Updated: Jun 25
We've got it all wrong when it comes to getting things done, the challenge is not to get better at managing your time, which is finite, but rather about managing your energy, which you can systematically increase and regularly renew. Finding ways to intentionally replenish energy allow us to be at our best.
It's not how many hours you put in that determines how productive you are, it's how much energy you're able to invest during the hours you work. Master this one simple concept, and you'll not only be more effective, you'll also be much happier. The challenge is not to get better at managing your time, which is finite, but rather about managing your energy, which you can systematically increase and regularly renew. As human beings, we need four very different sources of energy to operate at our best: physical, emotional, mental and spiritual. None is sufficient by itself, and they all influence one another. Too often, we take our energy for granted. We assume that if there's more demand, our capacity to meet it will just naturally expand. But if you often find yourself feeling tired or overwhelmed or stressed out, you know that's not true. The fact is that if we're not intentionally finding ways to increase and renew our energy, we're depleting ourselves. If we're not getting stronger, we're getting weaker.

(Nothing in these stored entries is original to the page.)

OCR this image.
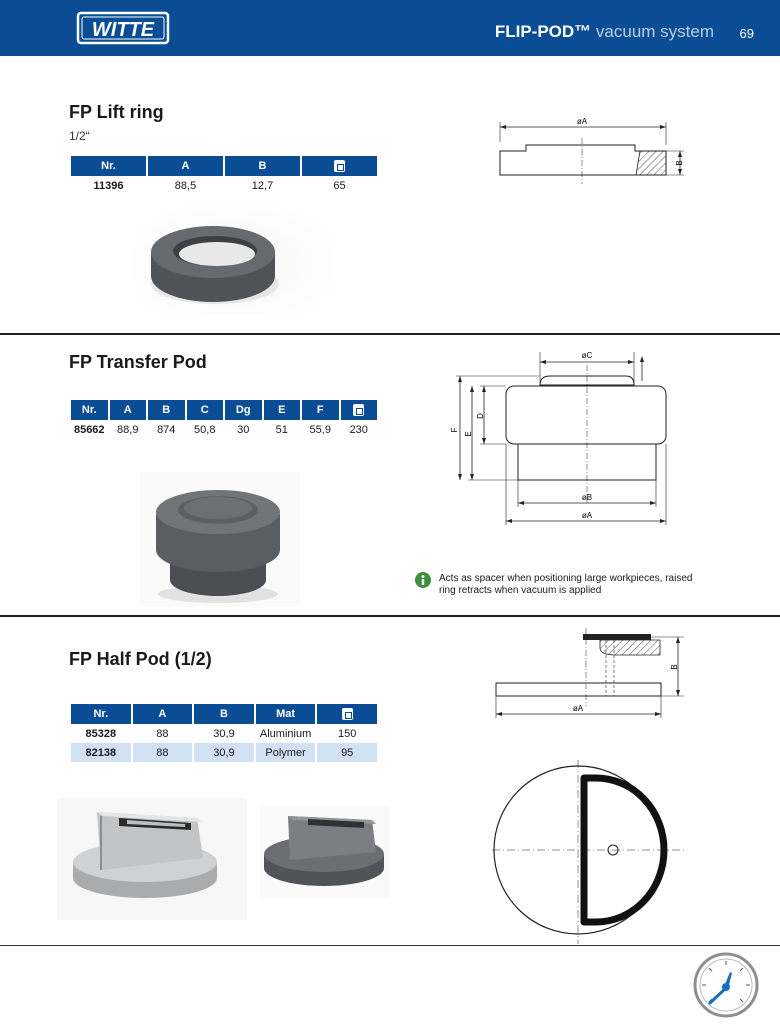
WITTE	FLIP-POD™ vacuum system 69
FP Lift ring
1/2“
Nr.	A	B	
11396	88,5	12,7	65
øA
B
FP Transfer Pod
Nr.	A	B	C	Dg	E	F	
85662	88,9	874	50,8	30	51	55,9	230
øC
øB
øA
D
E
F
Acts as spacer when positioning large workpieces, raised ring retracts when vacuum is applied
FP Half Pod (1/2)
Nr.	A	B	Mat	
85328	88	30,9	Aluminium	150
82138	88	30,9	Polymer	95
øA
B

At the physical level—the foundation—too many of us treat our bodies as if our health is our birthright. We work too long and too continuously, which takes a toll even if your job is sedentary. And we rest and sleep and work out too little. A new study released several weeks suggested that people who work more than 10 hours a day have a 60 percent higher chance of a heart attack. A different recent study found that people who get up and move frequently during the day have more protection against a range of illnesses. Overwhelming evidence suggests that nearly all of us need at least seven to eight hours of sleep to be fully rested and able to function cognitively at our best. Yet the average American gets less than six and a half hours, and that number continues to diminish. At the emotional level, all our urgent busyness fuels a state of heightened impatience, anxiety and frustration. In physiological terms, it's called the fight-or-flight response, which serves us well when the threat is life or death. The problem, in fight-or-flight, is that our brains don't operate as well. We become more reactive and far less capable of thinking logically, imaginatively and long term. Worse yet, the adrenalin-induced rush we get from elevated stress hormones can literally be addictive. At the mental level, the primary form of overload we're all fighting is information. Technology makes it possible to be connected all the time, but also difficult to ever disconnect. Many of us cope by trying to multitask. We end up splitting our attention between multiple activities, and almost never full engaging in any of them. By practicing fractured focus, we progressively lose the ability to absorb our attention in one thing at a time. Ironically, we're also less productive when we try to multitask. The researcher David Meyer has shown that when we switch attention midtask to take on another, the time required to finish the first one increases by an average of 25 percent. At the spiritual level, we undervalue the fuel we derive from deeply held values and a clear sense of purpose. When something really matters to us, it becomes a powerful source of energy and direction. Rather than responding reactively to every new demand, purpose serves as a road map for setting our priorities. The good news, we've discovered in our work at The Energy Project, is that small, intentional changes can make a very big difference in our lives.
Just for starters, consider these four strategies, one for each of the four energy dimensions: Physical It makes sense that the bigger the demands in our lives, the greater the need for renewal. We do just the opposite. Start taking a break at least every 90 minutes. You can get a lot of renewal by completely disengaging from work even for very short periods of time. Emotional Start paying attention to how you're feeling, moment to moment. How you feel profoundly influences how you perform. When you notice yourself moving into negative emotions, apply this principle: Whatever you feel compelled to do, don't. Instead, smile, take a deep breath and wait to act until you're capable of thinking clearly. Mental Stop trying to multitask. You can't, efficiently or effectively. Instead, work as much as possible in short, uninterrupted sprints. Focus intensely for no more than 90 minutes, and then take a break. At a minimum, do the most important thing first every day, for at least 60 minutes. Spiritual It's very easy, under pressure, to do whatever will solve the problem in the moment, without regard for the long-term consequences. Instead, ask yourself this simple question when you have a difficult decision to make: "What's the right thing to do here?" The more intentionally you make decisions, the better they'll be. Take just one behavior from the Energy Audit that you're not currently doing but know you should, and start doing it at a specific time every day for a week. You'll notice a difference in your life. Is there an area of your life you feel more challenged than others when it comes to personal energy? What are your struggles?